The IRS recently announced its annual tax brackets adjustment for 2026, raising income thresholds to account for inflation. The top bracket now kicks in at $640,600 for single filers, up from $626,350, and the standard deduction rises to $16,100. Politicians will call this relief, and policy experts will debate whether the adjustments keep pace with price increases.
They’re all missing the point. If our tax code provides special benefits to those who have the resources to decipher it, bracket adjustments are nothing but political theater. Even if these brackets perfectly tracked inflation, we’d still have a tax system that violates basic principles of justice. We pretend to have one tax code, while we functionally have two.
Consider two people making $150,000. One is a nurse who files a 1040, takes the standard deduction, and pays what TurboTax tells her she owes. The other is a consultant who knows how to establish an S-corporation, run a cost segregation study on his home office, and funnel appreciated stock through a donor-advised fund. While making the same income, and landing in the same brackets, these two might pay taxes that differ by $30,000.
For a legal obligation to be legitimate, its requirements must be reasonably understandable . We accept that ignorance of the law is no excuse, but only when the law is genuinely knowable. Anyone can read a speed limit sign; the tax code runs 6,871 pages, ignoring the 75,000 pages of official guidance and IRS regulations. Interpretation isn’t just about intelligence. Whether neurosurgeon, bricklayer, or philosophy professor, it is nearly impossible to navigate the tax code without specialized expertise.
Even those in the highest offices in our government cannot navigate the tax code with confidence. Former Secretary of Defense, Donald Rumsfeld, would send a letter with his tax return each year stating he had done his best to comply with the law but could not be certain he had done so correctly. When understanding our legal obligation requires hiring a tax-translator, something is fundamentally wrong. The government doesn’t just owe us fair rates and adjusted brackets. It owes us comprehensible demands.
Equal treatment under law means more than having the same rate on paper. When identical incomes pay different taxes, based solely on whether they’re able to hire a CPA or have experience with fiscal policy, the law is not functionally equal, even if it is technically neutral.
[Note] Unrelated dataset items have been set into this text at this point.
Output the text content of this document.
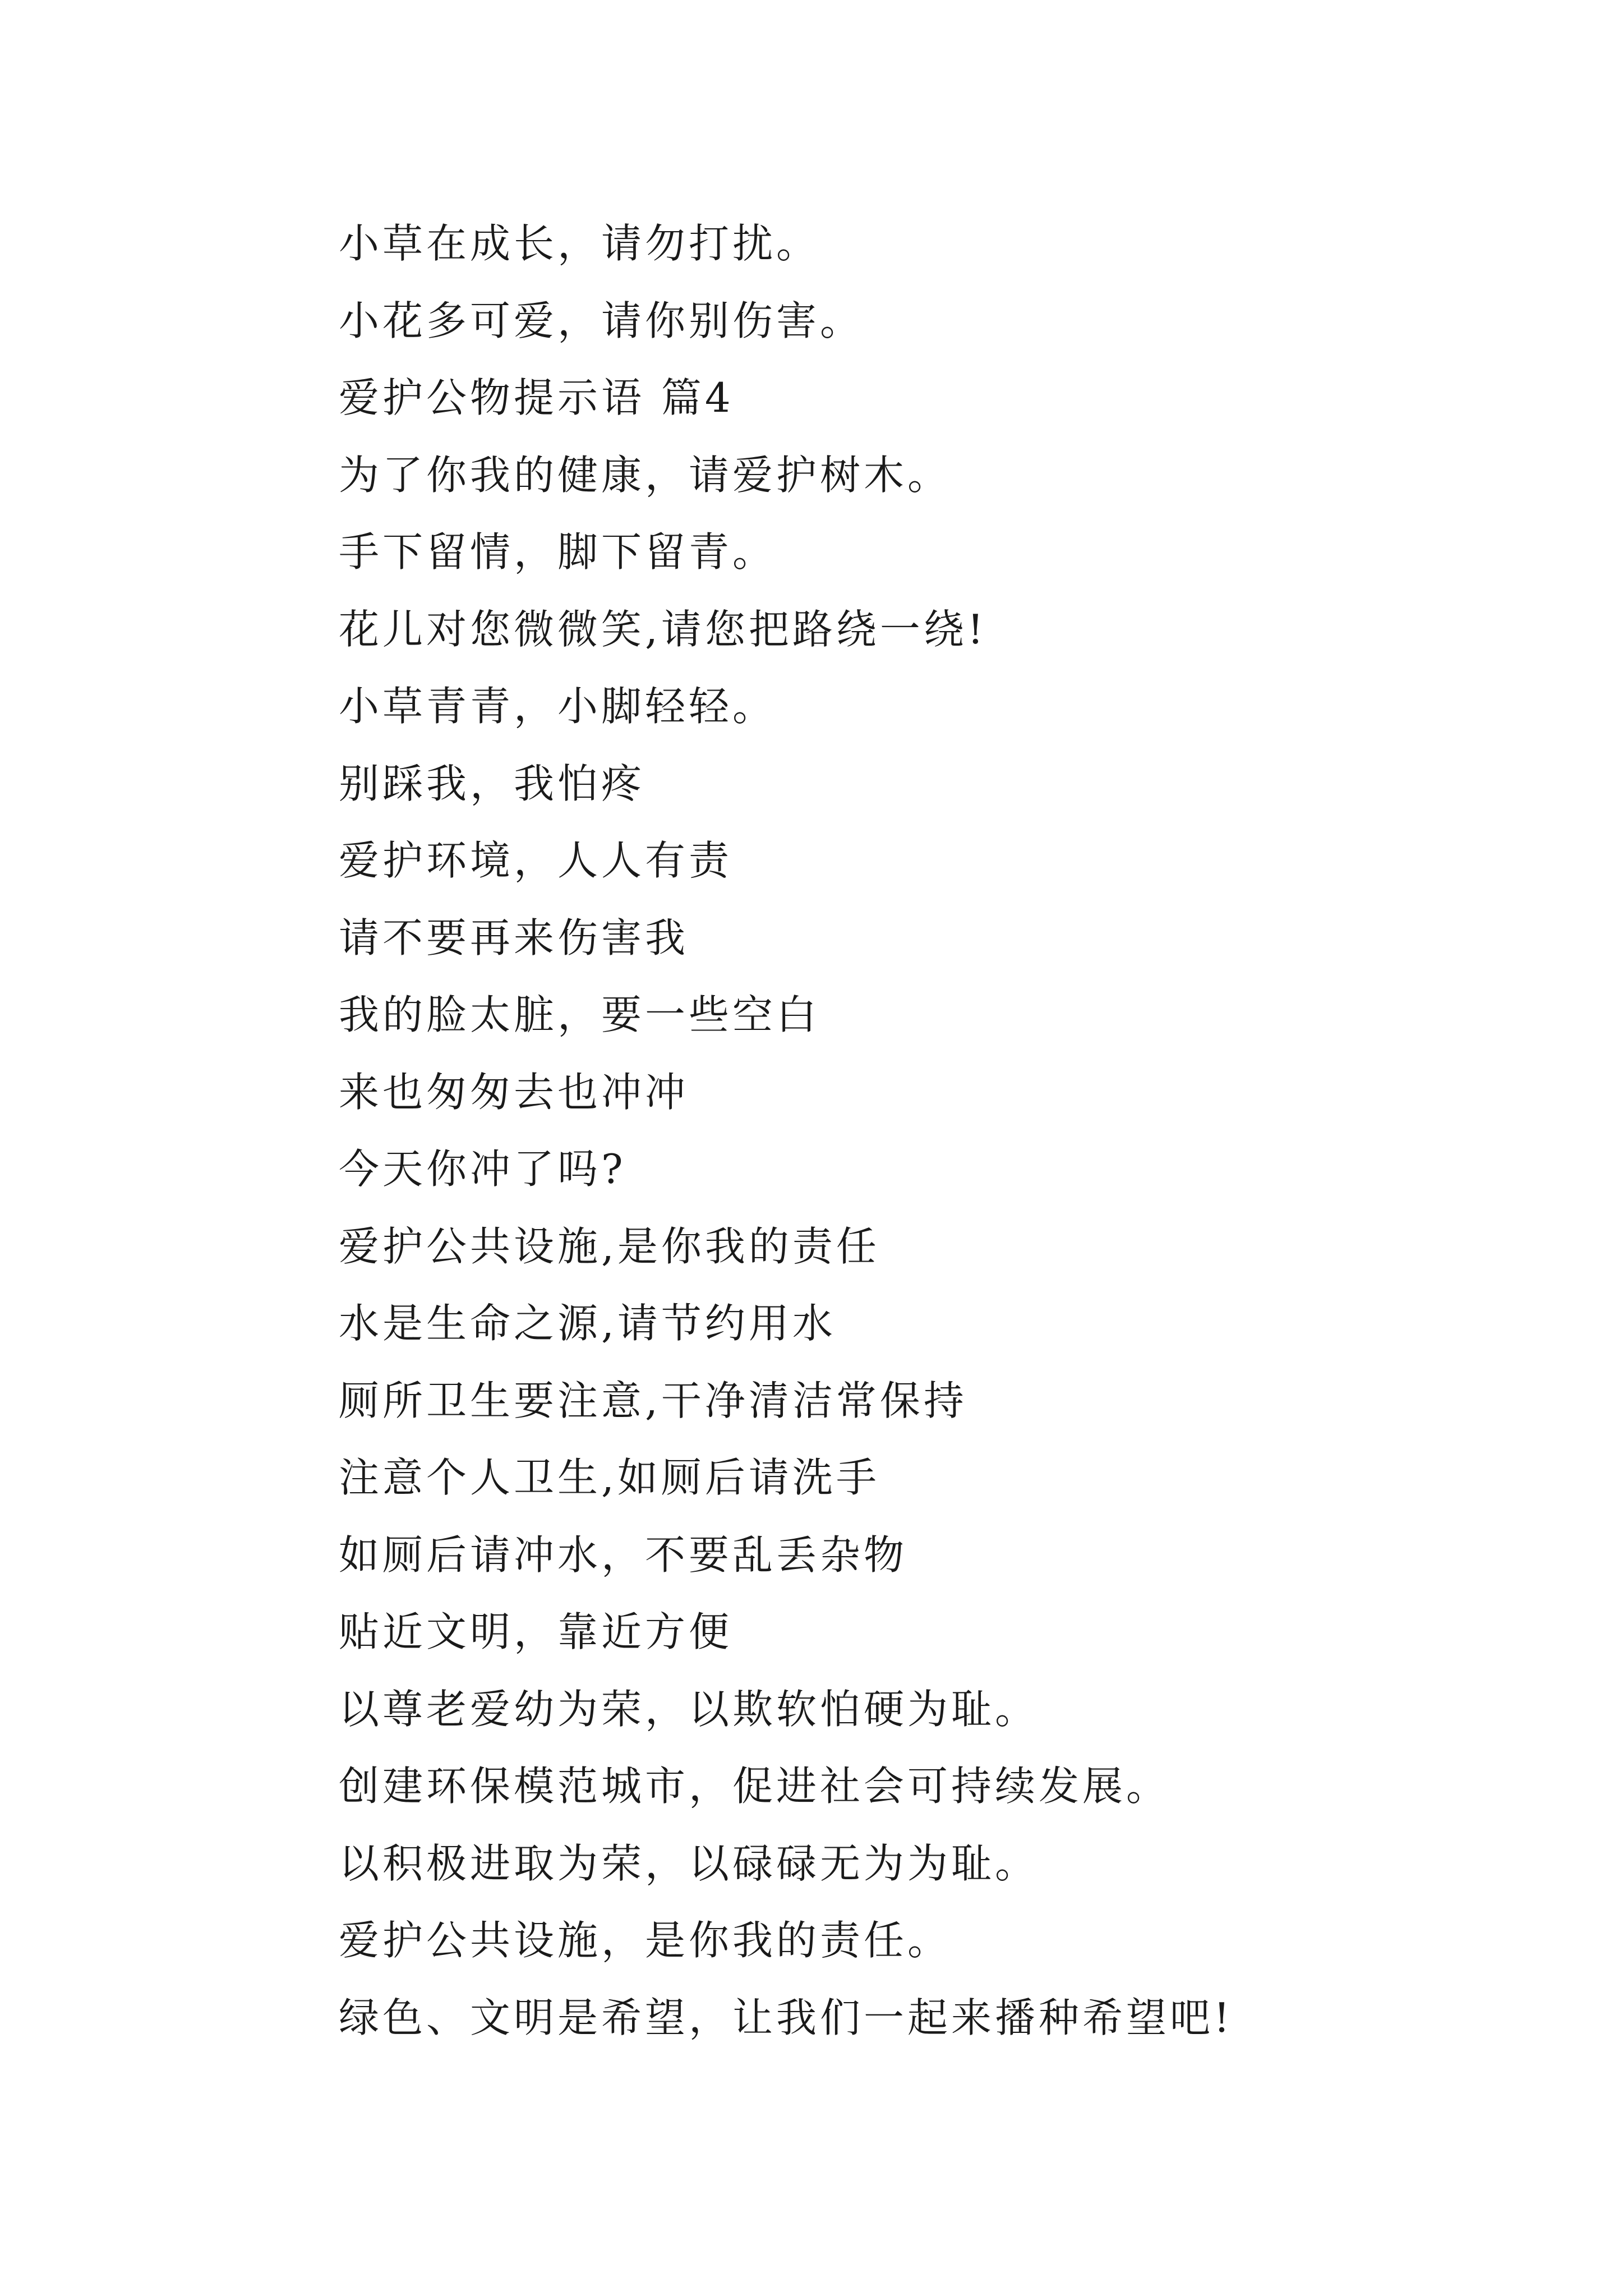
小草在成长，请勿打扰。
小花多可爱，请你别伤害。
爱护公物提示语 篇4
为了你我的健康，请爱护树木。
手下留情，脚下留青。
花儿对您微微笑,请您把路绕一绕!
小草青青，小脚轻轻。
别踩我，我怕疼
爱护环境，人人有责
请不要再来伤害我
我的脸太脏，要一些空白
来也匆匆去也冲冲
今天你冲了吗?
爱护公共设施,是你我的责任
水是生命之源,请节约用水
厕所卫生要注意,干净清洁常保持
注意个人卫生,如厕后请洗手
如厕后请冲水，不要乱丢杂物
贴近文明，靠近方便
以尊老爱幼为荣，以欺软怕硬为耻。
创建环保模范城市，促进社会可持续发展。
以积极进取为荣，以碌碌无为为耻。
爱护公共设施，是你我的责任。
绿色、文明是希望，让我们一起来播种希望吧!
The IRS could index every bracket. States could all follow suit. We’d still have the core injustice of complexity as a two-tiered legal system.
The usual response is that complexity is needed for fairness. Indeed, it seems reasonable that different situations warrant different treatment. But there’s a difference between tailored rules and incomprehensible ones. The mortgage interest deduction is complex but understandable. Very few people even know what a captive insurance arrangement is, let alone how to use one. Even if we accepted that some complexity serves fairness, the current system goes far beyond what that principle could justify.
Every one of the 13 hours annually the average American spends on tax compliance is an hour conscripted by the government to decode obligations that could be made clear. The consultant hires someone, and the nurse loses her Saturday. Time is the scarcest resource of all. . Understanding our tax burden should not consume it senselessly.
The cost of this complexity extends beyond wasted time too. More fundamentally, citizens who cannot understand the law lose faith in the system. The tax code becomes an insider’s game and erodes the legitimacy of our institutions. We’re told taxes are the price we pay for our society; it should not be difficult to know what that price is.
The path forward is straightforward. We need simplification, not rate tinkering. If special treatment is truly necessary, it should be automatic like the standard deduction, not some opt-in like the deduction for Qualified Business Income. Two people with the same income should pay roughly the same tax, regardless of expert advice.
The IRS’s inflation adjustment is welcome, but it's just rearranging chairs on the Titanic. The government doesn’t just owe us indexed brackets. It owes us a tax code we can comprehend. Until then, we aren’t all equal under our tax law.